W parafialnej salce praca wre, klej leje się obficie, a brokat sypie gęsto. Bo nie ma wątpliwości, że z własnym lampionem łatwiej trafić na Roraty.
Zaparkowane przed plebanią hulajnogi i rowery oraz dobiegające zza okna dźwięki niezawodnie skazują drogę na warsztaty. W parafialnej salce praca wre, klej leje się obficie, a brokat sypie gęsto.
Magda robiła lampion już w zeszłym roku. - To proste. Trzeba posmarować słoik klejem, a potem oblepić bibułą. Tylko trudno wybrać dobre kolory - objaśnia rezolutnie.
A po co ten lampion? Zamyśla się na chwilę. - Na Roraty. To taka Msza, kiedy w kościele jest ciemno, tylko my z lampionami prowadzimy księdza - podpowiada Nikodem.
Najlepiej, żeby lampion zrobić samemu. Wtedy aż trudno doczekać się wieczora, żeby móc z nim pójść do kościoła. - Nawet jeśli to znaczy, że trzeba iść codziennie, aż do świąt - kiwają z powagą głową.
Dla Hani to pierwszy taki Adwent. - Mam w domu jeden lampion kupiony, ale wolę ten, bo trzeba było się nad nim napracować - zapewnia dziewczynka.
Nie tylko najmłodsi złapali artystycznego bakcyla.
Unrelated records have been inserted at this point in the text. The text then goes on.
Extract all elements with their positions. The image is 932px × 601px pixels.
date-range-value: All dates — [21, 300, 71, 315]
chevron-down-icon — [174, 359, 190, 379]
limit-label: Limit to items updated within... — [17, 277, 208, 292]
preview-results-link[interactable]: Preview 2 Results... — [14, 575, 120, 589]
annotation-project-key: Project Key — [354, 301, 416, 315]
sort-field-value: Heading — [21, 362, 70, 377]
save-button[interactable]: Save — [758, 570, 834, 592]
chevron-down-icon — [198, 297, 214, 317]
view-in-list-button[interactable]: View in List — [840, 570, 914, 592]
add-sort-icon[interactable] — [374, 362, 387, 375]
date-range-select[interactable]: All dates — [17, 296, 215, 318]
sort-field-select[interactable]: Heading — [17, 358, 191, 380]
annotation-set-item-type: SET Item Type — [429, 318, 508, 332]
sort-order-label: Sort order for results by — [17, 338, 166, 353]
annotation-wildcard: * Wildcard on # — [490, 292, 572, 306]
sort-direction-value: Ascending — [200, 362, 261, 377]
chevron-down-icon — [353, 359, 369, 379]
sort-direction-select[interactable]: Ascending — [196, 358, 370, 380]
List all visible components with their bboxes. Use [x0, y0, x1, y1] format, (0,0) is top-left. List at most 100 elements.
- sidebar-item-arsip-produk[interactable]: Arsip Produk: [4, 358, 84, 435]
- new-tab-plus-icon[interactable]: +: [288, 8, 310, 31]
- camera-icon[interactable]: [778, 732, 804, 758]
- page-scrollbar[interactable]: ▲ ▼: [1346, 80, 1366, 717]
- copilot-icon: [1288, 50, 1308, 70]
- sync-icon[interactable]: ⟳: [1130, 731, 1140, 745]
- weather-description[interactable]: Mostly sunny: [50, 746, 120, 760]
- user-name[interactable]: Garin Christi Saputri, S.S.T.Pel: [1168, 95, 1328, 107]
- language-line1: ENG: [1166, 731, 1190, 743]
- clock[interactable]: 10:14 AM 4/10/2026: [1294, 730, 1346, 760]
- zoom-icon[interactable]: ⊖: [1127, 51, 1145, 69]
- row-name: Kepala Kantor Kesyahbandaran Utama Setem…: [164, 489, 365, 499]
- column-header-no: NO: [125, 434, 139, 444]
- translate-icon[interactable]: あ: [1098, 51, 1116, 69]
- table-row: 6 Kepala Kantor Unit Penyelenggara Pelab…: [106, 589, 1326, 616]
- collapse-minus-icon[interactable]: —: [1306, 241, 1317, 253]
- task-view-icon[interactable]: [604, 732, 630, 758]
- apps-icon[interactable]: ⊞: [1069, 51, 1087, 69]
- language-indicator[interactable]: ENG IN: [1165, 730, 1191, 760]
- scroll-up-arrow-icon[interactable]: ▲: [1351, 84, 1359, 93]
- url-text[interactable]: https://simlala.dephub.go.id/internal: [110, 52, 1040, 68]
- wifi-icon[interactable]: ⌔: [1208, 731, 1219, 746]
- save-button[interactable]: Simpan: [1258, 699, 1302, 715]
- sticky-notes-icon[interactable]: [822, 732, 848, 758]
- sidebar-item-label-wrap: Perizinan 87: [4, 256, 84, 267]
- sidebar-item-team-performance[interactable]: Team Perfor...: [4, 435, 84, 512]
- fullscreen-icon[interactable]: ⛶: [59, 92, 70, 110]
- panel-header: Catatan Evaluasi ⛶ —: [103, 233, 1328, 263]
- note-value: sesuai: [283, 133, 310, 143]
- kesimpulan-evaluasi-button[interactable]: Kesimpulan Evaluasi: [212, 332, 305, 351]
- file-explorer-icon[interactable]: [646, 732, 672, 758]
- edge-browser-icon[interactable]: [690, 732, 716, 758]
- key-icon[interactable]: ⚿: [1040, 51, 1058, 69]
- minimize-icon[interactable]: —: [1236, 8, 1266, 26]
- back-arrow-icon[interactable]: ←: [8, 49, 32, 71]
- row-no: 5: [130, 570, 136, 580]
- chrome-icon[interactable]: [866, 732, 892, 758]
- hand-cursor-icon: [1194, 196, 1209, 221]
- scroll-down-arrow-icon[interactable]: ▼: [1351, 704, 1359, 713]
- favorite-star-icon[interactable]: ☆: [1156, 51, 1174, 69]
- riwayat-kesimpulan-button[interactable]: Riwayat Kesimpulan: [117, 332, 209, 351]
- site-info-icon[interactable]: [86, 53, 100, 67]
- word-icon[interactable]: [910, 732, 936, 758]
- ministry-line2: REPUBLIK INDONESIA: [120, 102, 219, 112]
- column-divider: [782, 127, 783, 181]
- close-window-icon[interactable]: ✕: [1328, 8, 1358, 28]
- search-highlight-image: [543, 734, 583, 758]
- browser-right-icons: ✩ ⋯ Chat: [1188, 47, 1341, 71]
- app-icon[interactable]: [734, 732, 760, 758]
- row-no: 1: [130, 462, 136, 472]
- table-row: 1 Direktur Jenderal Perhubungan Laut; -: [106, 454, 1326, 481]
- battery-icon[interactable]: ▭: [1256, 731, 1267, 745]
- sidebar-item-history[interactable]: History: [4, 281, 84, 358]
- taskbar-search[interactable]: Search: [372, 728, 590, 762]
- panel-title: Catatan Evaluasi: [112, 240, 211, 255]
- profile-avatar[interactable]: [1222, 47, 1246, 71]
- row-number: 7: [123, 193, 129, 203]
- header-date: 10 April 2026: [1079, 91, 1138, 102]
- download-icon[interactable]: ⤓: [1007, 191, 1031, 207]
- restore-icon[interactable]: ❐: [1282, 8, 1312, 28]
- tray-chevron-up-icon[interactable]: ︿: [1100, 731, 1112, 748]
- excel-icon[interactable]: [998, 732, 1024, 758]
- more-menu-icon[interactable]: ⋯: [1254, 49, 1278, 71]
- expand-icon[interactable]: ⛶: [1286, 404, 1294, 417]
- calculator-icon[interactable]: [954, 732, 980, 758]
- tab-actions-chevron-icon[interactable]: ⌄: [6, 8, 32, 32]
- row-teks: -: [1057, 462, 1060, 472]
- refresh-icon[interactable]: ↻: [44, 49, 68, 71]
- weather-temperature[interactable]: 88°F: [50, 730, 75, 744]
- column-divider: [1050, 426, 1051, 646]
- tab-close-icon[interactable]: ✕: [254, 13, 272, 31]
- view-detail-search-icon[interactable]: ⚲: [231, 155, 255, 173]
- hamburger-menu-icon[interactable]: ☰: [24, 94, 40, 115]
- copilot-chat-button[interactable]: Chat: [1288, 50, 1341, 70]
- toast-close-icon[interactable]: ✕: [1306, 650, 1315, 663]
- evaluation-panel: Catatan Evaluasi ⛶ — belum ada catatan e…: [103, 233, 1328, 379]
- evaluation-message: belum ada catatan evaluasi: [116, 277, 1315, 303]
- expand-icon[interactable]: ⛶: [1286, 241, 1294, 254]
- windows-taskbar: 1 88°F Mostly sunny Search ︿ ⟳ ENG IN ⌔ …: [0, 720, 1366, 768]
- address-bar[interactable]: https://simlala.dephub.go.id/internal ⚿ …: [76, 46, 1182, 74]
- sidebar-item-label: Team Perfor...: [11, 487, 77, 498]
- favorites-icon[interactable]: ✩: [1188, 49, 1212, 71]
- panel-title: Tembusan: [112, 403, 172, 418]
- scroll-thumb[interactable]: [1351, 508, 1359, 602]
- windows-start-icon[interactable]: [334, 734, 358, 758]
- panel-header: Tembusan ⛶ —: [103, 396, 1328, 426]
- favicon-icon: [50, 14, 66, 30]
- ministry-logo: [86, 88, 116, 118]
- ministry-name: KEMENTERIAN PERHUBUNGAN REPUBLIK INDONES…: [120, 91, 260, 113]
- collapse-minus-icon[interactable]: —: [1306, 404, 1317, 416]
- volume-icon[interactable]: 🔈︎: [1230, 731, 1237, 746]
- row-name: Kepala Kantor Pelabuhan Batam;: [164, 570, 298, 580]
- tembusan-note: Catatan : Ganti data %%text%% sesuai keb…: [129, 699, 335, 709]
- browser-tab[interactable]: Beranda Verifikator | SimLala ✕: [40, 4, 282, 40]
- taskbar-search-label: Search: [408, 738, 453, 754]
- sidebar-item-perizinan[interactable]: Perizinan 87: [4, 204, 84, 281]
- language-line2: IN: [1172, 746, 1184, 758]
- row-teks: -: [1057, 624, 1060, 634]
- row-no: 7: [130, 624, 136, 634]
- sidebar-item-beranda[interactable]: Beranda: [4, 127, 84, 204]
Toczącym nierówną walkę z klejem i bibułą pomagają wolontariuszki. Hania i Kornelia dzielnie stawiają czoła energii, która zdaje się roznosić młodszych kolegów. - Jak wszyscy skończą, to zrobimy też lampiony dla siebie. Gdyby nie warsztaty, to pewnie byśmy nawet na to nie wpadły - śmieją się ósmoklasistki.
To czwarta edycja warsztatów, które w parafii św. Andrzeja Boboli w Gościnie odbywają się w wigilię pierwszej niedzieli Adwentu. Łączą dobrą zabawę z dobrym przygotowaniem do świąt Bożego Narodzenia. - To działa. Kiedy dzieci zrobią swoje lampiony, łatwiej im z nimi przyjść na Roraty. Łatwiej wchodzą w czas Adwentu, osobiście się angażują, czują, że to ważny moment w ich życiu - przyznaje Ewelina Stokowska, organizatorka wydarzenia.
Zrobienie lampionu wymaga zaangażowania. Dobre wykorzystanie adwentowego czasu - również. - Adwent to czas oczekiwania. Dzieci lepiej to rozumieją, bo tych warsztatów też nie mogą się doczekać, dopytują, wypatrują. A potem spieszą się, żeby przyjść z lampionami i serduszkami dobrych uczynków do kościoła. Uczą się, że na coś ważnego warto czekać i że kiedy się napracują, to przeżycie jest znacznie większe - dodaje katechetka z gościńskiej podstawówki.